Much of the difficulty with change that I see in organizations I visit is related to the inability to adequately plan for change. Poor planning up front results in poor execution with a resultant need to spend time fixing what should have been foreseen in the first place.
Planning is a management function. Before one can plan, however, one needs to understand what it is that is being changed and why. This is where most change planning goes awry.
Japanese firms, like Toyota, front-load their change process by spending, what seems to Western firms, an inordinate amount of time to investigate problems and plan the needed changes. This approach pays huge dividends, however, because when it comes to execution, the right solution to the right cause has been identified and thoroughly planned in terms of implementation. It is rare in firms like Toyota to see an improvement team spending time fixing problems which are due to poor planning.
For the Western mindset, the Japanese approach to change and improvement seems slow and bureaucratic. Western managers like to “get things done” – to impel people into a frenzy of action, no matter whether that course of action is the right one or not.
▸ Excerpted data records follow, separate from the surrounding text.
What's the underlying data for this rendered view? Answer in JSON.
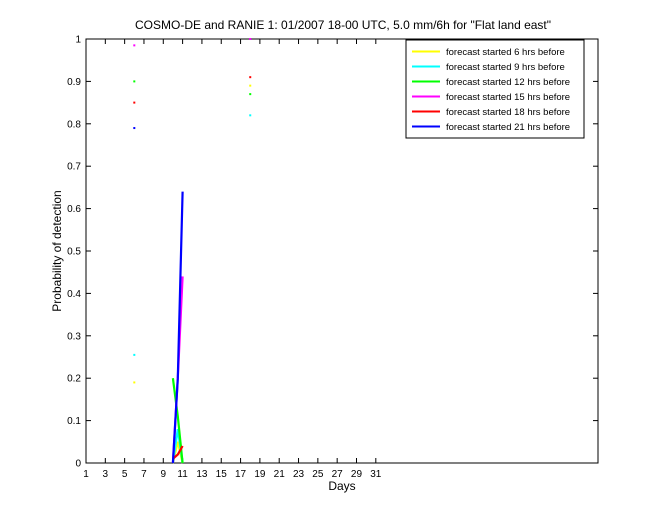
{
  "chart_data": {
    "type": "line",
    "title": "COSMO-DE and RANIE 1: 01/2007 18-00 UTC, 5.0 mm/6h for \"Flat land east\"",
    "xlabel": "Days",
    "ylabel": "Probability of detection",
    "xlim": [
      1,
      54
    ],
    "ylim": [
      0,
      1
    ],
    "xticks": [
      1,
      3,
      5,
      7,
      9,
      11,
      13,
      15,
      17,
      19,
      21,
      23,
      25,
      27,
      29,
      31
    ],
    "yticks": [
      0,
      0.1,
      0.2,
      0.3,
      0.4,
      0.5,
      0.6,
      0.7,
      0.8,
      0.9,
      1
    ],
    "ytick_labels": [
      "0",
      "0.1",
      "0.2",
      "0.3",
      "0.4",
      "0.5",
      "0.6",
      "0.7",
      "0.8",
      "0.9",
      "1"
    ],
    "legend_position": "top-right",
    "grid": false,
    "series": [
      {
        "name": "forecast started 6 hrs before",
        "color": "#ffff00",
        "points": [
          [
            6,
            0.19
          ],
          [
            18,
            0.89
          ]
        ],
        "lines": [
          [
            [
              10,
              0.0
            ],
            [
              10.5,
              0.05
            ],
            [
              11,
              0.0
            ]
          ]
        ]
      },
      {
        "name": "forecast started 9 hrs before",
        "color": "#00ffff",
        "points": [
          [
            6,
            0.255
          ],
          [
            18,
            0.82
          ]
        ],
        "lines": [
          [
            [
              10,
              0.0
            ],
            [
              10.5,
              0.08
            ],
            [
              11,
              0.0
            ]
          ]
        ]
      },
      {
        "name": "forecast started 12 hrs before",
        "color": "#00ff00",
        "points": [
          [
            6,
            0.9
          ],
          [
            18,
            0.87
          ]
        ],
        "lines": [
          [
            [
              10,
              0.2
            ],
            [
              10.5,
              0.11
            ],
            [
              11,
              0.0
            ]
          ]
        ]
      },
      {
        "name": "forecast started 15 hrs before",
        "color": "#ff00ff",
        "points": [
          [
            6,
            0.985
          ],
          [
            18,
            1.0
          ]
        ],
        "lines": [
          [
            [
              10,
              0.0
            ],
            [
              10.5,
              0.2
            ],
            [
              11,
              0.44
            ]
          ]
        ]
      },
      {
        "name": "forecast started 18 hrs before",
        "color": "#ff0000",
        "points": [
          [
            6,
            0.85
          ],
          [
            18,
            0.91
          ]
        ],
        "lines": [
          [
            [
              10,
              0.01
            ],
            [
              10.5,
              0.02
            ],
            [
              11,
              0.04
            ]
          ]
        ]
      },
      {
        "name": "forecast started 21 hrs before",
        "color": "#0000ff",
        "points": [
          [
            6,
            0.79
          ]
        ],
        "lines": [
          [
            [
              10,
              0.0
            ],
            [
              10.5,
              0.2
            ],
            [
              11,
              0.64
            ]
          ]
        ]
      }
    ]
  }
}
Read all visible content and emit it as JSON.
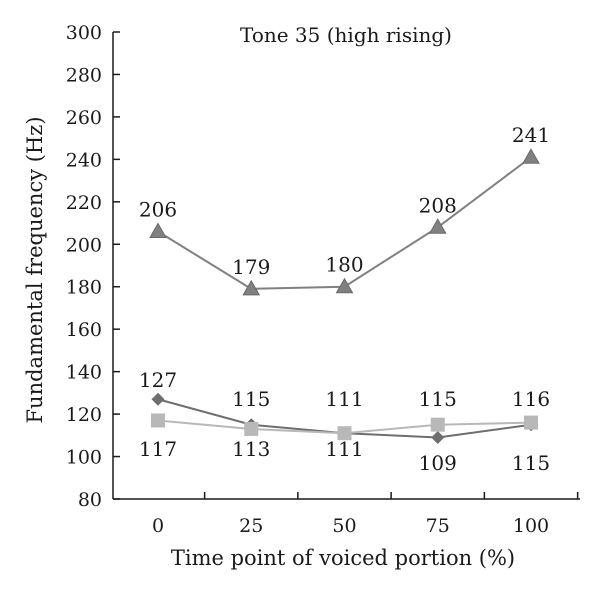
{
  "chart_data": {
    "type": "line",
    "title": "Tone 35 (high rising)",
    "xlabel": "Time point of voiced portion (%)",
    "ylabel": "Fundamental frequency (Hz)",
    "x": [
      0,
      25,
      50,
      75,
      100
    ],
    "x_tick_labels": [
      "0",
      "25",
      "50",
      "75",
      "100"
    ],
    "y_tick_labels": [
      "80",
      "100",
      "120",
      "140",
      "160",
      "180",
      "200",
      "220",
      "240",
      "260",
      "280",
      "300"
    ],
    "ylim": [
      80,
      300
    ],
    "grid": false,
    "legend": "none",
    "series": [
      {
        "marker": "triangle",
        "color": "#808080",
        "values": [
          206,
          179,
          180,
          208,
          241
        ],
        "labels": [
          "206",
          "179",
          "180",
          "208",
          "241"
        ],
        "label_position": "above"
      },
      {
        "marker": "diamond",
        "color": "#6e6e6e",
        "values": [
          127,
          115,
          111,
          109,
          115
        ],
        "labels": [
          "127",
          "115",
          "111",
          "109",
          "115"
        ],
        "label_position": [
          "above",
          "above",
          "above",
          "below",
          "below"
        ]
      },
      {
        "marker": "square",
        "color": "#b8b8b8",
        "values": [
          117,
          113,
          111,
          115,
          116
        ],
        "labels": [
          "117",
          "113",
          "111",
          "115",
          "116"
        ],
        "label_position": [
          "below",
          "below",
          "below",
          "above",
          "above"
        ]
      }
    ]
  }
}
At Toyota, employees are trained to solve problems in the work and implement solutions in a structured way. The Toyota A3 process provides that structure and guides employees in the think-through of problems and solution implementation. Most importantly, the A3 process shows management that the problem has been thoroughly investigated, and the root cause understood, so that solution planning can be undertaken in confidence. When management is not satisfied that adequate investigation and thinking has been given to a problem at hand, or that the solution developed may not necessarily be the best one, employees are urged to go back and restudy the problem to craft a superior solution
The net result of this approach is that, at Toyota, most change and improvement initiatives consist of Planning and Doing, with no back-end time spent fixing things which should have been caught in the planning process. Sometimes you have to slow down in order to go fast!